The Chinook salmon mass marking project is a cooperative effort involving Michigan, Wisconsin, Illinois and Indiana Departments of Natural Resources and the U.S. Fish and Wildlife Service. Each year, biologists from the lab use automated equipment to implant a coded wire tag in the snouts of all hatchery-reared Chinook salmon and simultaneously clip the adipose fin.
The tiny coded wire tag is etched with a unique code that provides identification of the discrete hatchery group, and the adipose fin clip positively indicates that the fish has been tagged and is of hatchery origin. When an adipose fin clipped fish is recovered during agency assessment surveys or from angler interactions, the snout is collected and sent to the lab in Green Bay for tag extraction and reading.

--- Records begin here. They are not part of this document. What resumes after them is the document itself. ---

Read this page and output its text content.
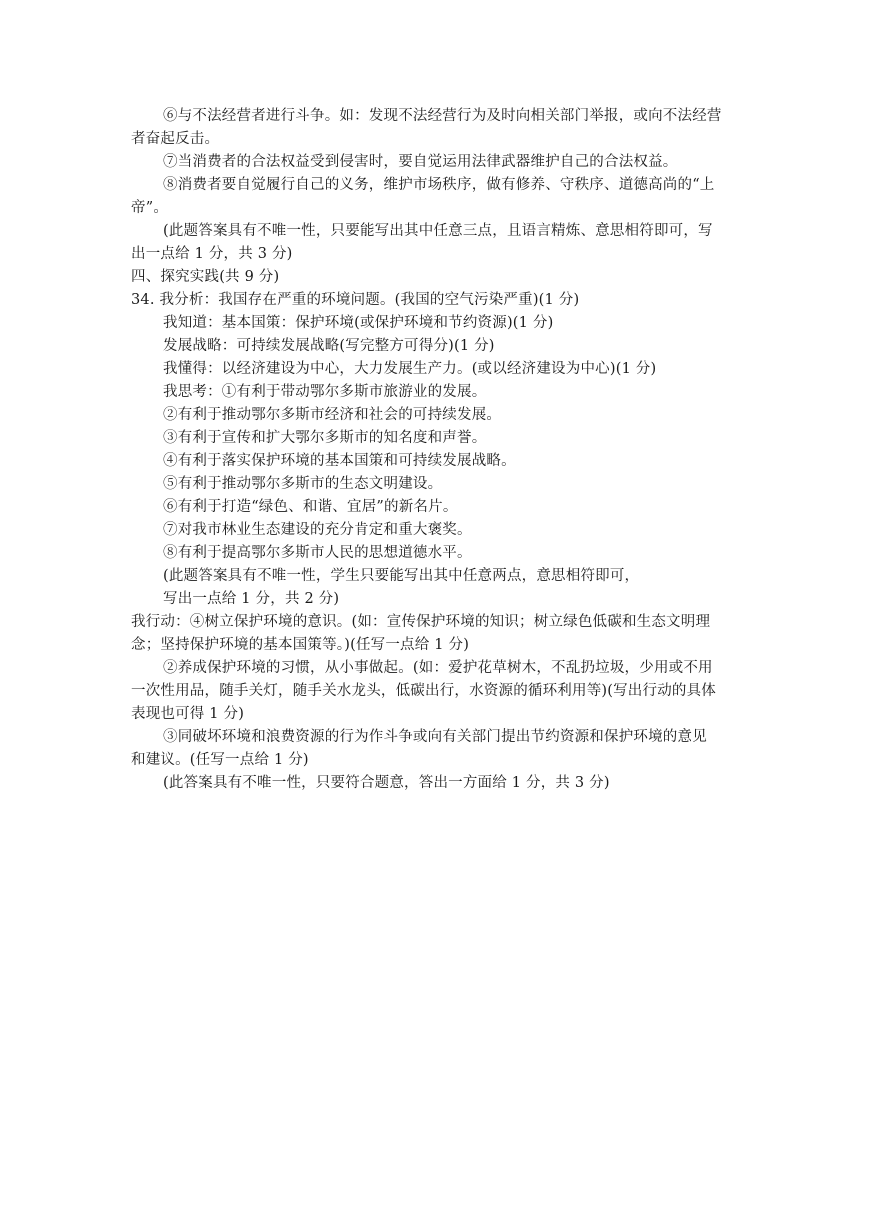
⑥与不法经营者进行斗争。如：发现不法经营行为及时向相关部门举报，或向不法经营
者奋起反击。
⑦当消费者的合法权益受到侵害时，要自觉运用法律武器维护自己的合法权益。
⑧消费者要自觉履行自己的义务，维护市场秩序，做有修养、守秩序、道德高尚的“上
帝”。
(此题答案具有不唯一性，只要能写出其中任意三点，且语言精炼、意思相符即可，写
出一点给 1 分，共 3 分)
四、探究实践(共 9 分)
34. 我分析：我国存在严重的环境问题。(我国的空气污染严重)(1 分)
我知道：基本国策：保护环境(或保护环境和节约资源)(1 分)
发展战略：可持续发展战略(写完整方可得分)(1 分)
我懂得：以经济建设为中心，大力发展生产力。(或以经济建设为中心)(1 分)
我思考：①有利于带动鄂尔多斯市旅游业的发展。
②有利于推动鄂尔多斯市经济和社会的可持续发展。
③有利于宣传和扩大鄂尔多斯市的知名度和声誉。
④有利于落实保护环境的基本国策和可持续发展战略。
⑤有利于推动鄂尔多斯市的生态文明建设。
⑥有利于打造“绿色、和谐、宜居”的新名片。
⑦对我市林业生态建设的充分肯定和重大褒奖。
⑧有利于提高鄂尔多斯市人民的思想道德水平。
(此题答案具有不唯一性，学生只要能写出其中任意两点，意思相符即可，
写出一点给 1 分，共 2 分)
我行动：④树立保护环境的意识。(如：宣传保护环境的知识；树立绿色低碳和生态文明理
念；坚持保护环境的基本国策等。)(任写一点给 1 分)
②养成保护环境的习惯，从小事做起。(如：爱护花草树木，不乱扔垃圾，少用或不用
一次性用品，随手关灯，随手关水龙头，低碳出行，水资源的循环利用等)(写出行动的具体
表现也可得 1 分)
③同破坏环境和浪费资源的行为作斗争或向有关部门提出节约资源和保护环境的意见
和建议。(任写一点给 1 分)
(此答案具有不唯一性，只要符合题意，答出一方面给 1 分，共 3 分)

Since 2010, more than 12.9 million Chinook salmon have been tagged and released in Lakes Huron and Michigan. In addition, during the same period more than 15,000 tags have been recovered, extracted and read at the lab.
The information recovered from coded wire tag returns will provide fisheries managers with the ability to accurately estimate levels of natural reproduction, and to identify fish movement within and among the lakes, as well as the resultant contributions to regional fisheries.

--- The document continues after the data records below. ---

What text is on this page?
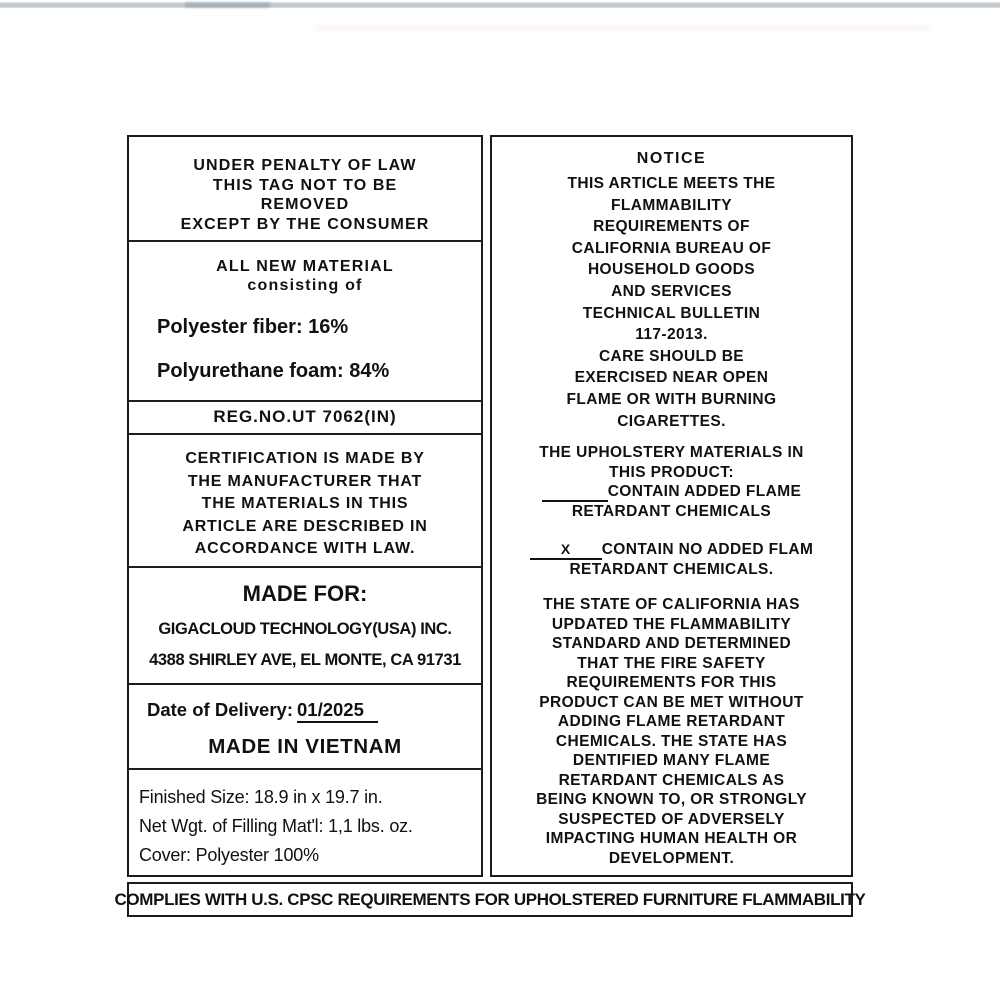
UNDER PENALTY OF LAW
THIS TAG NOT TO BE
REMOVED
EXCEPT BY THE CONSUMER
ALL NEW MATERIAL
consisting of
Polyester fiber: 16%
Polyurethane foam: 84%
REG.NO.UT 7062(IN)
CERTIFICATION IS MADE BY
THE MANUFACTURER THAT
THE MATERIALS IN THIS
ARTICLE ARE DESCRIBED IN
ACCORDANCE WITH LAW.
MADE FOR:
GIGACLOUD TECHNOLOGY(USA) INC.
4388 SHIRLEY AVE, EL MONTE, CA 91731
Date of Delivery: 01/2025
MADE IN VIETNAM
Finished Size: 18.9 in x 19.7 in.
Net Wgt. of Filling Mat'l: 1,1 lbs. oz.
Cover: Polyester 100%
NOTICE
THIS ARTICLE MEETS THE
FLAMMABILITY
REQUIREMENTS OF
CALIFORNIA BUREAU OF
HOUSEHOLD GOODS
AND SERVICES
TECHNICAL BULLETIN
117-2013.
CARE SHOULD BE
EXERCISED NEAR OPEN
FLAME OR WITH BURNING
CIGARETTES.
THE UPHOLSTERY MATERIALS IN
THIS PRODUCT:
CONTAIN ADDED FLAME
RETARDANT CHEMICALS
X CONTAIN NO ADDED FLAM
RETARDANT CHEMICALS.
THE STATE OF CALIFORNIA HAS
UPDATED THE FLAMMABILITY
STANDARD AND DETERMINED
THAT THE FIRE SAFETY
REQUIREMENTS FOR THIS
PRODUCT CAN BE MET WITHOUT
ADDING FLAME RETARDANT
CHEMICALS. THE STATE HAS
DENTIFIED MANY FLAME
RETARDANT CHEMICALS AS
BEING KNOWN TO, OR STRONGLY
SUSPECTED OF ADVERSELY
IMPACTING HUMAN HEALTH OR
DEVELOPMENT.
COMPLIES WITH U.S. CPSC REQUIREMENTS FOR UPHOLSTERED FURNITURE FLAMMABILITY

In addition, the tag recoveries allow biologists to evaluate the health of the fishery by providing data on growth rates, age of the fish at the time of capture, and the evaluation of hatchery rearing and stocking practices.
The information provided by this project will allow Great Lakes fishery managers to continue making informed management decisions on stocking levels to insure the constant viability of the multi-billion dollar sport fishery.